All our insurance companies are broke. Thank you one more time to the OTC derivative manufacturers and distributors.

We’ll be following this story as it develops. Meanwhile Willow RE’s bagholders, I mean bondholders, gently weep.


6 thoughts on “BREAKING! Bloomberg: Allstate”

  1. I would imagine Allstate will need to pay its bad investment along to the consumer at some point in the future?

    Can we determine if State Farm is facing a money problem which has lead it to reduce the size of its insurance underwriting in Florida?

  2. Without knowing the exact terms of the bonds and the swap deal, and how much Lehman was paid and took out of the pot, this situation may not be all that bad. In most deals, principal funds invested by the investors who bought the bonds are held in trust for the benefit of, in this case, Allstate as the reinsured, and the investors if there is no trigger event to repay the bonds. Those funds should continue to yield an investment return, albeit less than the one to be delivered under the swap (which is why the Allstate representative said investors will only get paid 95% of their expected interest payment).

    If the investors put the bonds into default, presumably they should be able to recoup their full principal amount plus some investment return. Allstate of course loses the future protection of the reinsurance the bonds were to provide, and is out of pocket for some or all of its reinsurance premium and deal expenses.

    If the bonds are not put into default, then the investors are subject to market fluctuation on any attempt to trade the bonds; alternatively they wait out the term of the deal and are either repaid with a diminished investment return upon maturity or not depending upon whether there will have been a covered catastrophe which latter result is a risk they assumed when buying the bonds in the first place.

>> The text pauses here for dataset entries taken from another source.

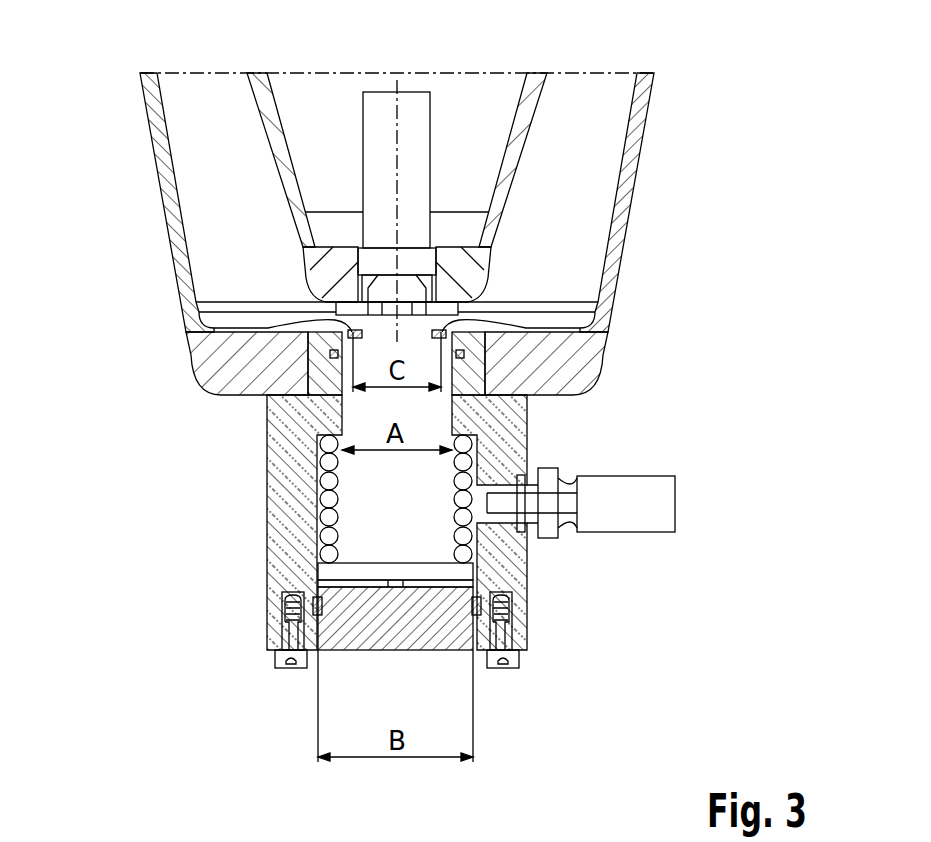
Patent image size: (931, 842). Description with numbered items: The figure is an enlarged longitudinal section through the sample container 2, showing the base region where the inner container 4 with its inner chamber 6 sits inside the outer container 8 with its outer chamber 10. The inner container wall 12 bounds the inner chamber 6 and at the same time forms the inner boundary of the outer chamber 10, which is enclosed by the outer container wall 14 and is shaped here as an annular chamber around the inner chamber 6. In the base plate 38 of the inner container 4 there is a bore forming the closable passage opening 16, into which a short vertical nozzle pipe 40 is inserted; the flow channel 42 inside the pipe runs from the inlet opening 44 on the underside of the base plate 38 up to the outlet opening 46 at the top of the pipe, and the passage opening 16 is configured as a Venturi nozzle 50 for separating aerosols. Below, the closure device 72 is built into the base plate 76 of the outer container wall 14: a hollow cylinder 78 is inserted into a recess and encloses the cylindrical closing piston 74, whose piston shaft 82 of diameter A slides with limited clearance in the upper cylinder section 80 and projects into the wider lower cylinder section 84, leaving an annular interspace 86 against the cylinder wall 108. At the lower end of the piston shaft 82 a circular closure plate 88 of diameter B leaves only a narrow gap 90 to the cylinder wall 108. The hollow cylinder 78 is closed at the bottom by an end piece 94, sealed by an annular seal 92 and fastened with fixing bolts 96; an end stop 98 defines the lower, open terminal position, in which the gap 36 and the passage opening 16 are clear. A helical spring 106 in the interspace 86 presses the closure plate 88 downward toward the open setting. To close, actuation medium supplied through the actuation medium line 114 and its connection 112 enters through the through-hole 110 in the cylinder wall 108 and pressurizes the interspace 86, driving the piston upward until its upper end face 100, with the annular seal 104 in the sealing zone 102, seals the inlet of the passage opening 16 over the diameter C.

The sample container 2 is at (66, 49).
The inner container 4 is at (466, 108).
The inner chamber 6 is at (505, 108).
The outer container 8 is at (200, 124).
The outer chamber 10 is at (220, 213).
The inner container wall 12 is at (510, 180).
The outer container wall 14 is at (630, 202).
The closable passage opening 16 is at (412, 260).
The gap 36 is at (213, 384).
The base plate 38 is at (337, 261).
The nozzle pipe 40 is at (433, 228).
The flow channel 42 is at (380, 188).
The inlet opening 44 is at (458, 308).
The outlet opening 46 is at (405, 92).
The Venturi nozzle 50 is at (387, 283).
The closure device 72 is at (327, 527).
The closing piston 74 is at (365, 415).
The base plate 76 is at (567, 383).
The hollow cylinder 78 is at (520, 585).
The upper cylinder section 80 is at (455, 410).
The piston shaft 82 is at (365, 402).
The lower cylinder section 84 is at (313, 492).
The annular interspace 86 is at (552, 528).
The closure plate 88 is at (440, 573).
The gap 90 is at (300, 607).
The annular seal 92 is at (285, 620).
The end piece 94 is at (423, 637).
The fixing bolts 96 is at (519, 665).
The end stop 98 is at (400, 583).
The end face 100 is at (540, 333).
The sealing zone 102 is at (515, 358).
The annular seal 104 is at (330, 353).
The helical spring 106 is at (320, 577).
The cylinder wall 108 is at (530, 618).
The through-hole 110 is at (498, 485).
The connection 112 is at (577, 530).
The actuation medium line 114 is at (675, 495).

  3. Excellent points Mr Sposato.

    If these bonds were accurately priced to the marketplace when issued then in my mind the diminshed return would be a deal breaker given the risk.

    What I keep rolling through my mind is the irony that TARP funds are most likely keeping other such guarantees in tact.

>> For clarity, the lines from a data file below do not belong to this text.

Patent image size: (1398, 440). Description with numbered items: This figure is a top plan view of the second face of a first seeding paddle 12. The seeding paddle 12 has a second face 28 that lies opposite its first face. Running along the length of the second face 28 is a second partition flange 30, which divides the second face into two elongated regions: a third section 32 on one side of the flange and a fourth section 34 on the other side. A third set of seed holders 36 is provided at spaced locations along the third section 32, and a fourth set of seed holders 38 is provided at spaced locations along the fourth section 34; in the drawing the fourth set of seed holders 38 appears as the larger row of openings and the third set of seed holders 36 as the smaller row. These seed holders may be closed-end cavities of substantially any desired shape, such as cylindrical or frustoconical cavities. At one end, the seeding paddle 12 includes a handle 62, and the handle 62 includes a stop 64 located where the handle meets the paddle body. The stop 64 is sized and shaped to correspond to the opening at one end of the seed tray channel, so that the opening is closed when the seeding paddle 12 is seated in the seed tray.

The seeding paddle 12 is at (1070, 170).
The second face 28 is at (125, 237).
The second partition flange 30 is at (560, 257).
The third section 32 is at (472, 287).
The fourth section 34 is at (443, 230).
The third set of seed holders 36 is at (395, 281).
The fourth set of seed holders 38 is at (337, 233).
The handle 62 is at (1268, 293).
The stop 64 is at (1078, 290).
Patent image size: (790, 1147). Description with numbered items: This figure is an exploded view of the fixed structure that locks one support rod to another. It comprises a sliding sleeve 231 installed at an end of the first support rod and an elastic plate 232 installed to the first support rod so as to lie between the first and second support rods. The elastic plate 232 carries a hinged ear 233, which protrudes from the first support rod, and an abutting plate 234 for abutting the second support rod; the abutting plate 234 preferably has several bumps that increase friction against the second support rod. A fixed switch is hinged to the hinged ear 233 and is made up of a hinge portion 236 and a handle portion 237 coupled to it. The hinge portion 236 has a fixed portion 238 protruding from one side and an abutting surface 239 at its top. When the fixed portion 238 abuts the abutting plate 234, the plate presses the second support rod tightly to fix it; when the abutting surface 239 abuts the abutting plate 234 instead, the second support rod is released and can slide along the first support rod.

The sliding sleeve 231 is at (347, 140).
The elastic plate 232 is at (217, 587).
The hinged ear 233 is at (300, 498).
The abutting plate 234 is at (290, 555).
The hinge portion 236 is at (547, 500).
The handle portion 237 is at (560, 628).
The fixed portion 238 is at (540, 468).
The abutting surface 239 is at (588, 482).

    I picture the guarantee as some sort of embedded derivative with the bond itself. Can you comment as to the typical structure of such a security. The guarantee is what I’m trying to get my arms around.


  4. Sop

    An interest rate swap would effect the change in payout amount if the bonds had some sort of variable payment schedule.

    But it sounds like they may have sold some other sort of derivative out of the structure. This was a very common way to juice up your second tier securitzed products (CDOs). In a CDO you might sell a default swap on Allstate out of the structure. If you would do that on a CAT bond I don’t know. Obviously if some sort of instrument with a contingent payout was backed by Lehman it would be gone now.

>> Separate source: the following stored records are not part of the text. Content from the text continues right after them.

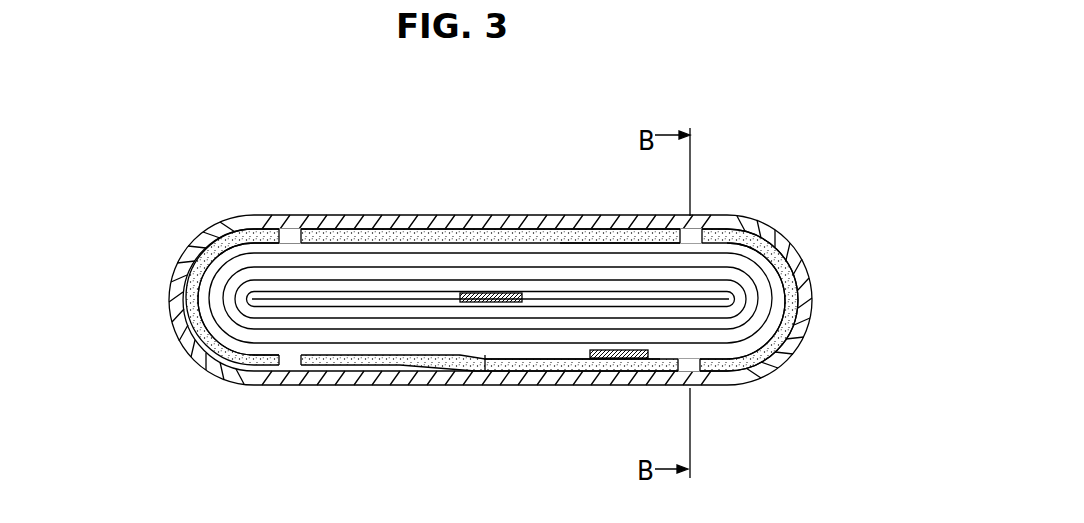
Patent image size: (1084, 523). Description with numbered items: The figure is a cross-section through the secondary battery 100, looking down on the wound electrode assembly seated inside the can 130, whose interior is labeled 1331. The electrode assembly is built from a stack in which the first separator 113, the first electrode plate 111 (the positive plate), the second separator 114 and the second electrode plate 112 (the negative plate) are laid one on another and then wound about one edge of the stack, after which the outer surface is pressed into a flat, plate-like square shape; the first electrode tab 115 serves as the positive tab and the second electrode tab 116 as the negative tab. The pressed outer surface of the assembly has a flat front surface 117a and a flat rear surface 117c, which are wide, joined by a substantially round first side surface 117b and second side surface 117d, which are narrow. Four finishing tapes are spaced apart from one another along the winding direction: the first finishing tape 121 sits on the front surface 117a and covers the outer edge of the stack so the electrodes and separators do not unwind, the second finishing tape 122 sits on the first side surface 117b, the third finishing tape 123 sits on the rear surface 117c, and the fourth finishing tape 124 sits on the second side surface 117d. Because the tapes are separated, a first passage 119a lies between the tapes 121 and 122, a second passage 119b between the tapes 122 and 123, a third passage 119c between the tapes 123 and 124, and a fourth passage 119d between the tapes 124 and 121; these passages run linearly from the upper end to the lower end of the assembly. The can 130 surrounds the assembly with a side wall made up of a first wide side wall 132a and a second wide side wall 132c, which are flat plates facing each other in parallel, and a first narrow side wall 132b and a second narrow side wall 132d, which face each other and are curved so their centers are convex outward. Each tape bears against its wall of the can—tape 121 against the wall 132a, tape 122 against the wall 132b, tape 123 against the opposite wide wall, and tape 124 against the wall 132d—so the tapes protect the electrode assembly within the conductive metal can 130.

The secondary battery 100 is at (110, 150).
The can 130 is at (168, 234).
The inner surface of case 1331 is at (238, 246).
The first wide side wall 132a is at (410, 387).
The first narrow side wall 132b is at (175, 282).
The second wide side wall 132c is at (517, 220).
The second narrow side wall 132d is at (810, 282).
The third finishing tape 123 is at (586, 232).
The second finishing tape 122 is at (183, 300).
The fourth finishing tape 124 is at (793, 313).
The first finishing tape 121 is at (487, 368).
The front surface 117a is at (546, 370).
The first side surface 117b is at (192, 358).
The rear surface 117c is at (643, 240).
The second side surface 117d is at (788, 350).
The first passage 119a is at (290, 383).
The second passage 119b is at (288, 222).
The third passage 119c is at (702, 218).
The fourth passage 119d is at (701, 387).
The first electrode plate 111 is at (406, 260).
The second electrode plate 112 is at (330, 283).
The first separator 113 is at (437, 250).
The second separator 114 is at (353, 272).
The first electrode tab 115 is at (608, 358).
The second electrode tab 116 is at (470, 293).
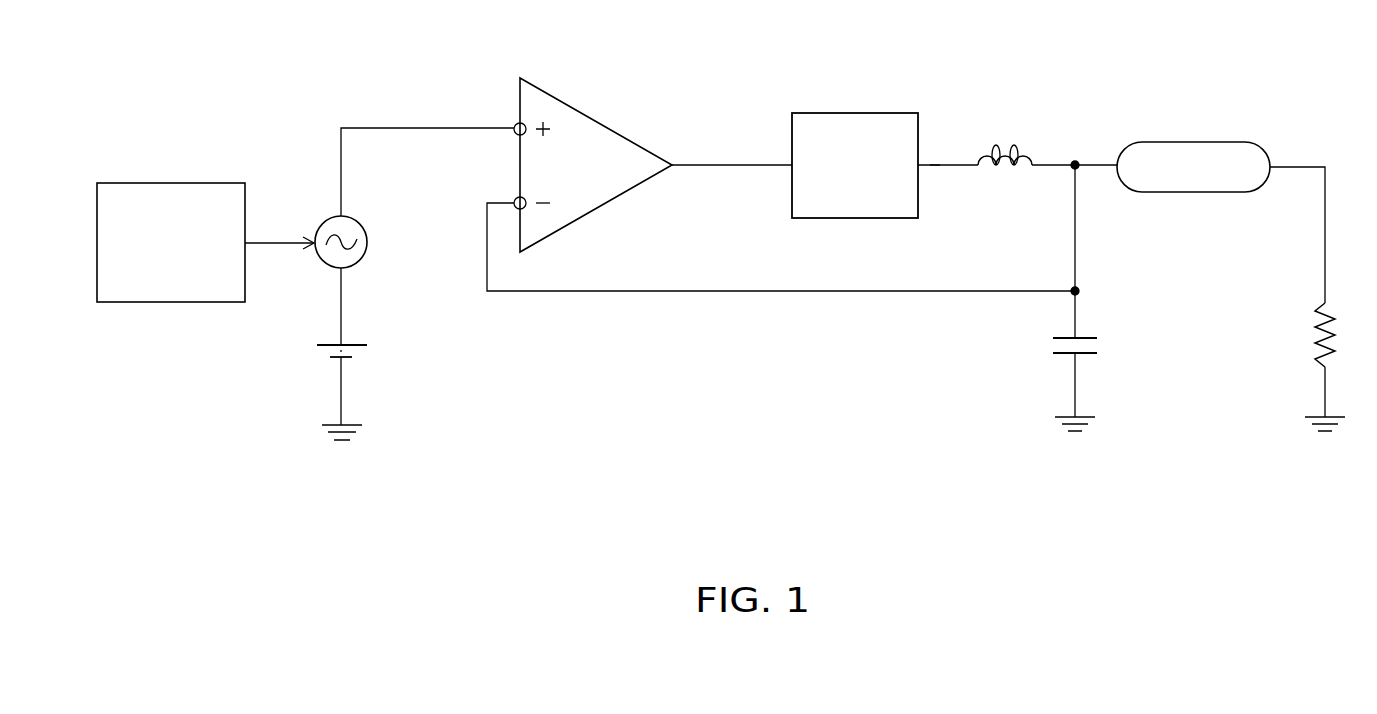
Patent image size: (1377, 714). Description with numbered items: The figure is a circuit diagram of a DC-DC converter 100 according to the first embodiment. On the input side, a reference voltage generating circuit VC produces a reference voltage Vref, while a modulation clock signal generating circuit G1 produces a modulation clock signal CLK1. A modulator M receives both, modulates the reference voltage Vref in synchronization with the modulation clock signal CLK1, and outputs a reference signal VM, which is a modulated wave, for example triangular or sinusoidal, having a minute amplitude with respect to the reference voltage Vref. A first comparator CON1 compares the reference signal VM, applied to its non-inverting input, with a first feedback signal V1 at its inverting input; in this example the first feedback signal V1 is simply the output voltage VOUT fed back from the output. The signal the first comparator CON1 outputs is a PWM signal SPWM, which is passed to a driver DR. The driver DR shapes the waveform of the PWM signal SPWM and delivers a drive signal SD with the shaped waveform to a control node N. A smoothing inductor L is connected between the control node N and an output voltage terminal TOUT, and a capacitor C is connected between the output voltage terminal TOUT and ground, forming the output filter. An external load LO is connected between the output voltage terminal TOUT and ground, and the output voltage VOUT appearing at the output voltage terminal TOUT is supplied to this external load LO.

    I was stunned when I learned what was put in CDOs so I at this point not much would surprise me with CAT bonds either.

    OK, I take that back, a default swap on Allstate in one of their own CAT bonds would stun me.

  5. We found it Chris and my thanks to you for coming back to post again. Russell tells me your blog is most interesting.

    What we’re finding and this is the case with Willow Re is the underlying assets were not munis or treasuries but instead mortgage backed securities (subprime). In Willow’s case it was all B rated stuff that has cratered in the absence of the Lehman Total Return Swap that was attached to the financial instrument.

    Suppose someone got greedy and decide to pocket the difference hoping to make up for it with the extra returns from subprime mortgages. The more we dig the worse the stench becomes.

    Is there a less transpareent market than Cat Bonds?